Freddy Gray Freddy Gray

Republicans revolting against Donald Trump should look at the Labour Party, and despair

The Donald Trump story and the Jeremy Corbyn story are same tale told by different countries. A political party reinvents itself in the 1990s, wins power, but then dishonestly drags its nation into a terrible war in Iraq. It becomes widely reviled. The party is still in power a few years later when the financial system collapses. The party takes desperate measures to keep the country’s economy going – rescuing failed banks – but that in turn leads to more unpopularity and distrust among the public. It loses power. In opposition, the party’s base – its core voters – starts to revolt. The party then loses another election. Then the party’s grassroots have a chance to reject the party leadership, which they do. The voters elect instead a leader who seems unelectable, a joke figure. Journalists scoff, the party is humiliated, and everybody thinks it is funny. The party elite and its media backers try to organise coup after coup against the new leader, but that only entrenches his position. A strong (yet oddly ironic) personality cult has developed around the new leader, so that the worse he performs – and the more the media pours scorn on him – the more his supporters worship him.
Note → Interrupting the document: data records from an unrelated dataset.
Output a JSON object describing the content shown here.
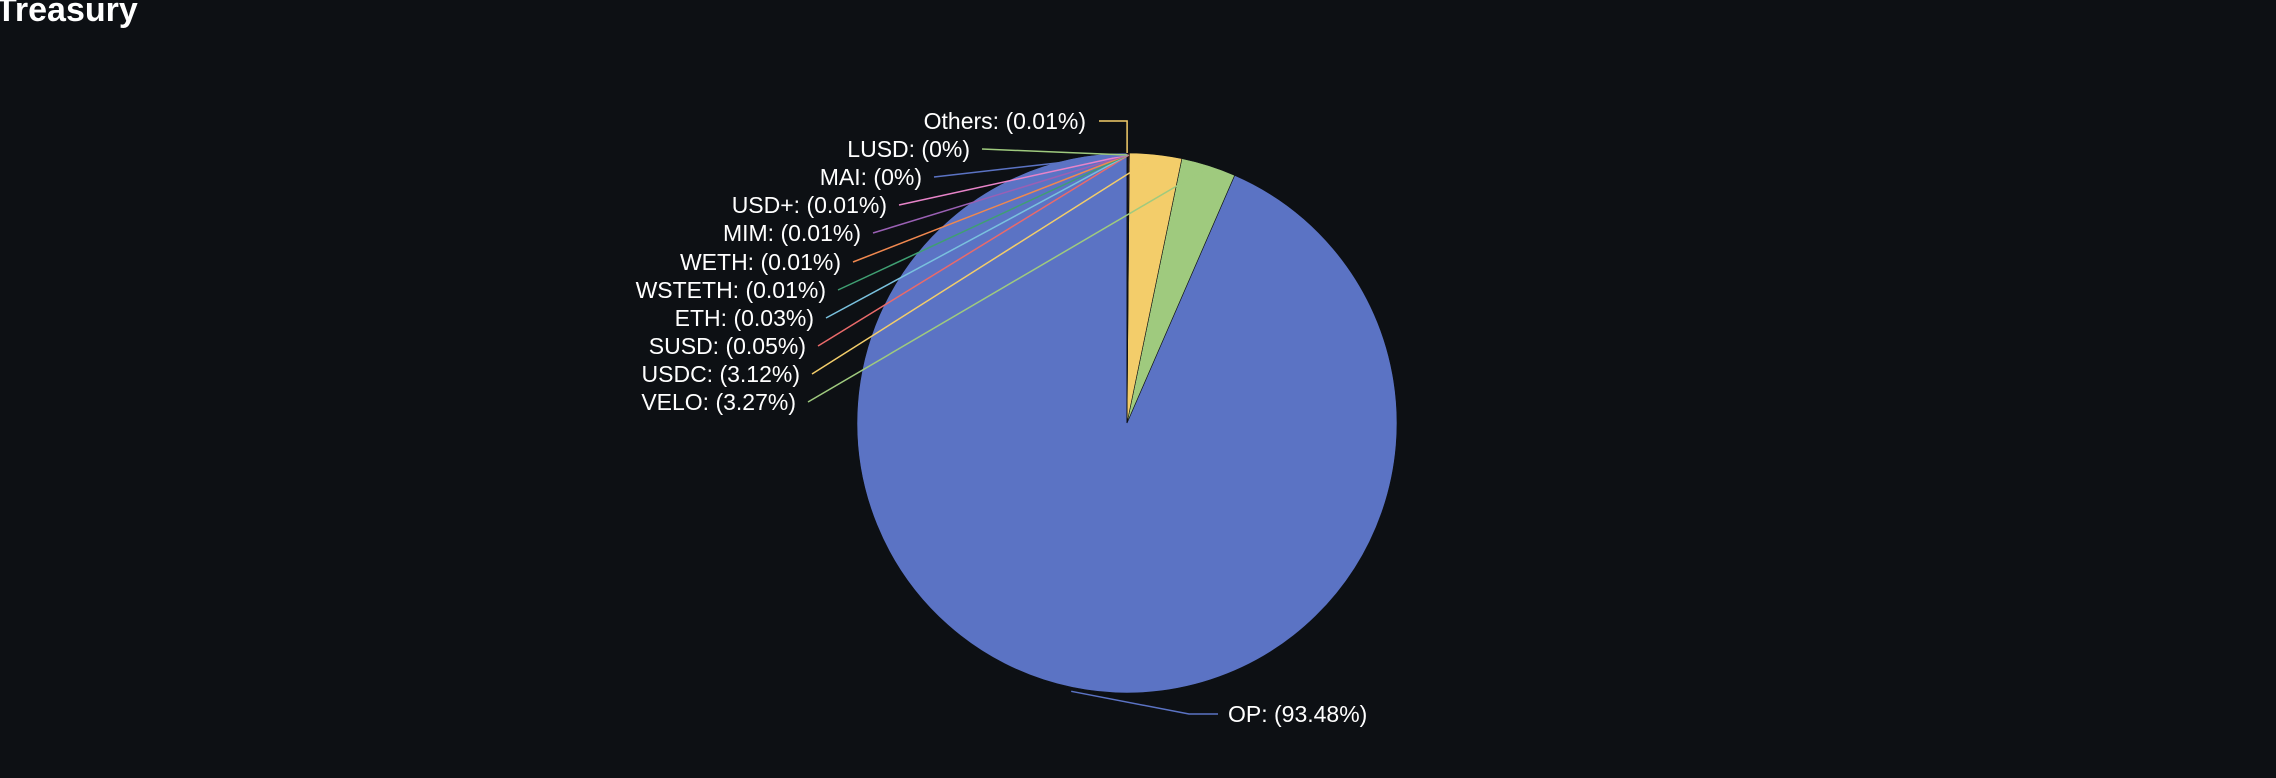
{
  "page": {
    "title": "Treasury"
  },
  "chart_data": {
    "type": "pie",
    "start_angle_deg": 0,
    "direction": "counterclockwise",
    "slices": [
      {
        "name": "OP",
        "label": "OP: (93.48%)",
        "value": 93.48,
        "color": "#5b73c4"
      },
      {
        "name": "VELO",
        "label": "VELO: (3.27%)",
        "value": 3.27,
        "color": "#9fca7e"
      },
      {
        "name": "USDC",
        "label": "USDC: (3.12%)",
        "value": 3.12,
        "color": "#f3cd6a"
      },
      {
        "name": "SUSD",
        "label": "SUSD: (0.05%)",
        "value": 0.05,
        "color": "#ea6a6a"
      },
      {
        "name": "ETH",
        "label": "ETH: (0.03%)",
        "value": 0.03,
        "color": "#79c1de"
      },
      {
        "name": "WSTETH",
        "label": "WSTETH: (0.01%)",
        "value": 0.01,
        "color": "#3f9f72"
      },
      {
        "name": "WETH",
        "label": "WETH: (0.01%)",
        "value": 0.01,
        "color": "#f0884f"
      },
      {
        "name": "MIM",
        "label": "MIM: (0.01%)",
        "value": 0.01,
        "color": "#9a60b4"
      },
      {
        "name": "USD+",
        "label": "USD+: (0.01%)",
        "value": 0.01,
        "color": "#e884c9"
      },
      {
        "name": "MAI",
        "label": "MAI: (0%)",
        "value": 0.003,
        "color": "#5b73c4"
      },
      {
        "name": "LUSD",
        "label": "LUSD: (0%)",
        "value": 0.003,
        "color": "#9fca7e"
      },
      {
        "name": "Others",
        "label": "Others: (0.01%)",
        "value": 0.01,
        "color": "#f3cd6a"
      }
    ]
  }
}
There are of course great differences between Labour’s plight and the Republican Party’s. Jeremy Corbyn is no Donald Trump, and vice-versa. But the moral lesson is the same. This tale of two parties is a powerful allegory about what happens when you take voters for granted for too long. And the Republican Party leaders now launching a late, hopeless rebellion against Donald Trump this weekend should look at what has happened to the Labour Party, and despair. What these Grand Old Party bigwigs don’t realise – or can’t accept – is that, however much the public may think Trump’s candidacy farcical and find him appalling, voters hate them far than they could ever hate the Donald. The more cynically these establishment politicians move against the leader – endorsing him one day then turning on him the next – the more they confirm the public’s suspicion that they are lying crooks who will stop at nothing to preserve their power. The latest coup against Trump, just like the latest attempt to force Jeremy Corbyn to resign, has only strengthened his position among his supporters. Look at the ovation the Republican nominee received outside Trump Tower last night.

The most pressing difference, of course, is that Donald Trump’s big election test is in four weeks, whereas Jeremy Corbyn might not face a general election until 2020. This makes this weekend’s revolt against Trump both more urgent and too late. It will not work (it actually cannot work, legally) but it will confirm another suspicion – that the GOP, like Labour, is a dead beast.